Analyse économique

septembre 2023

L’Allemagne, à nouveau l’homme malade de l’Europe ?

La commission européenne vient de revoir à la baisse ses prévisions de croissance pour l’Europe. Pour l’Allemagne, elle anticipe une contraction du PIB en 2023 de 0,4% là où elle attendait une légère progression de 0,2% dans son précédent exercice. Il faut remonter à vingt ans, en 2003, pour voir le PIB allemand se contracter et les autres grands pays européens croître. Le titre d’homme malade de l’Europe avait été attribué au pays quelques années auparavant par le magazine The Economist. En août, le même magazine vient de reposer la question.

Par bien des aspects, la situation allemande a pourtant de quoi faire des jaloux. En 2003, le taux de chômage allemand venait de passer au-dessus de la moyenne de la zone euro à 9,0% pour aller culminer à 11,2% en 2015, alors qu’aujourd’hui, l’Allemagne affiche un taux de chômage à 2,9% contre 6,4% pour la zone euro. Les finances publiques allemandes affichent une dette sur PIB de 66% contre 91% pour la moyenne de la zone euro ; le déficit budgétaire prévu pour 2023 est de 2,3% contre 4,7% en France.

Il faut dire que le malaise du début des années 2000 a eu l’effet d’un électrochoc, poussant l’Allemagne à se réformer, notamment son marché du travail. Les lois Hartz ont considérablement assoupli celui-ci avec des effets importants. Entre 2002 et 2022, la population en âge de travailler a baissé de 2,8% mais l’emploi a augmenté de 15,4%. Les variations respectives de la France sont de +8,0% et +13,5%. En conséquence, le PIB par tête réel a progressé de 23% en Allemagne contre +14% en France.

Le malaise allemand s’explique davantage par un questionnement sur les perspectives du pays que par une situation présente problématique, car cette faiblesse en 2023 semble interroger le modèle de développement allemand, très dépendant des exportations.

De 2000 à 2015 le commerce extérieur a été un moteur important pour l’économie allemande, contribuant à 0,5% en moyenne à la croissance annuelle, soit plus de 40% de celle-ci.

Allemagne : contribution du commerce extérieur à la croissance, moyenne sur cinq ans

Depuis 2015, la mécanique s’est enrayée.

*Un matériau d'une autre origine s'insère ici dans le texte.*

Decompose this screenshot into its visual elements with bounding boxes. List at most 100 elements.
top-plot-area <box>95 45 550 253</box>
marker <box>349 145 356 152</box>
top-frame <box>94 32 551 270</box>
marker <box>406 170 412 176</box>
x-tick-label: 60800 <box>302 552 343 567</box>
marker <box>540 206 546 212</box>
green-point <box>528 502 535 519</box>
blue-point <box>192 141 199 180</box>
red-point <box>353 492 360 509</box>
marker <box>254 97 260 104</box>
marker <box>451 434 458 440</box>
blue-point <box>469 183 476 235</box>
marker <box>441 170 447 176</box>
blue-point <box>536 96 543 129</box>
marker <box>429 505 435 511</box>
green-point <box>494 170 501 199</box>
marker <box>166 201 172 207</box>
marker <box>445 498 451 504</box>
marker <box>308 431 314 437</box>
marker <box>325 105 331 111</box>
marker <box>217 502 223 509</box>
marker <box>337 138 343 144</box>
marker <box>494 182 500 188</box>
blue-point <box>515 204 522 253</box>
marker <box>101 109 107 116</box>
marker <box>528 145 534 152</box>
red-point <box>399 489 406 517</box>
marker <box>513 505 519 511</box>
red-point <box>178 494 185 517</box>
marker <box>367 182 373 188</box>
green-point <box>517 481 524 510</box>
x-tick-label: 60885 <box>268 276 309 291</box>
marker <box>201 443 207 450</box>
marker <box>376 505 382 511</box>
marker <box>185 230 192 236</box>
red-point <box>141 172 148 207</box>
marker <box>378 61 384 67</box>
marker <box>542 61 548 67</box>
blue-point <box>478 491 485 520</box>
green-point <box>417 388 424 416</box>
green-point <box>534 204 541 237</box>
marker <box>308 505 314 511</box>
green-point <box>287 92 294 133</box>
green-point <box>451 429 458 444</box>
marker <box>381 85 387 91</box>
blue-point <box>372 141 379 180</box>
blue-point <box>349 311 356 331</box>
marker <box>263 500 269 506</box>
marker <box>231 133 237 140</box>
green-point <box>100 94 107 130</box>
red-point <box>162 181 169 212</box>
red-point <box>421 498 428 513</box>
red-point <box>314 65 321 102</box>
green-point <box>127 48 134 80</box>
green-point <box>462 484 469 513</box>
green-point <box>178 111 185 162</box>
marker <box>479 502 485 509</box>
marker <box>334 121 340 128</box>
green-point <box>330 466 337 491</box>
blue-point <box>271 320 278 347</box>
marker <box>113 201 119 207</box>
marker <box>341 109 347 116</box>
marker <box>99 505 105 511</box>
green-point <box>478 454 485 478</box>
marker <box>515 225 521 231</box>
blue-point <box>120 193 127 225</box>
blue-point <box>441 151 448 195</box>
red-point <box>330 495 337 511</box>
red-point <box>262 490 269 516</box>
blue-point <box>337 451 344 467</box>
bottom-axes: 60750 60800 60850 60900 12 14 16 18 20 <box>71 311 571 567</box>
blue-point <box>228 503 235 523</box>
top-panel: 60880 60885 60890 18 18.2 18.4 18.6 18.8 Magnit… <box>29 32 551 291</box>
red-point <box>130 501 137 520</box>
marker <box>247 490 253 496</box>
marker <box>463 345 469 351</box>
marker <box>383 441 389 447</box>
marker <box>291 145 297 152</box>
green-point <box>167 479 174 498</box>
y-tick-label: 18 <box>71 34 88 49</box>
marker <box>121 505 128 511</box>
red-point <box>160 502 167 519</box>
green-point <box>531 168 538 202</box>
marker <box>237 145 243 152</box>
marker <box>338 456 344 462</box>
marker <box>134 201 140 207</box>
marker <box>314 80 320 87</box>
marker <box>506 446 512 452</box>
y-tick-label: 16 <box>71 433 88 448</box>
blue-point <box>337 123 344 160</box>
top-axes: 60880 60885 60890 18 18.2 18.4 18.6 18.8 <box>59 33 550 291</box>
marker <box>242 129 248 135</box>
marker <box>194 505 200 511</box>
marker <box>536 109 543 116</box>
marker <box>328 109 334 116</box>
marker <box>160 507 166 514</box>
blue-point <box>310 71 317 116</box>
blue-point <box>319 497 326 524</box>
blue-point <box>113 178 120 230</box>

La faute notamment à la Chine, dont les importations en provenance d’Allemagne avaient été multipliée par 3,5 en volume entre 2000 et 2015. Depuis 2015, celles-ci sont en baisse de 4%.

La première source de faiblesse de l’économie allemande est donc sans doute d’avoir trop dépendu de son client chinois pendant des années.

La deuxième source de fragilité est d’avoir dépendu pendant trop longtemps d’un gaz russe bon marché. Même si les énergies renouvelables ont progressé dans le mix énergétique allemand, le choix de s’affranchir du nucléaire après 2011 a rendu l’économie plus dépendante des énergies fossiles. La guerre en Ukraine et ses conséquences sur le marché du gaz a touché de plein fouet l’économie allemande. Certes les prix du gaz ont fortement baissé depuis l’été 2022, mais cela s’est fait notamment par une destruction notable de la demande de gaz et notamment celle de l’industrie allemande.

Allemagne : production industrielle

Troisième source de fragilité spécifiquement allemande : la démographie. La population allemande vieillit et si l’on excepte les apports de population liés à la crise migratoire en 2015 et à la guerre en Ukraine en 2022, la population en âge de travailler est sur une tendance baissière. Le taux d’activité est déjà parmi les plus élevés au monde à 80% des 15-64 ans. Dès lors la croissance tendancielle allemande risque fort d’être sous pression.

S’ajoute à cela les conséquences conjoncturelles du resserrement de la politique monétaire de la BCE sur un secteur comme l’immobilier. En juin dernier, les permis de construire étaient en baisse de 33% sur un an.

Pour autant, ce malaise ne doit pas masquer les forces de l’Allemagne, à commencer par son extraordinaire tissu de PME, qui sauront sans doute faire preuve d’agilité pour s’adapter au nouvel environnement économique. Il est plus facile de transformer l’existant que de réindustrialiser un pays désindustrialisé. De plus, des finances publiques saines permettront au gouvernement de pouvoir accompagner les entreprises dans leurs efforts d’adaptation.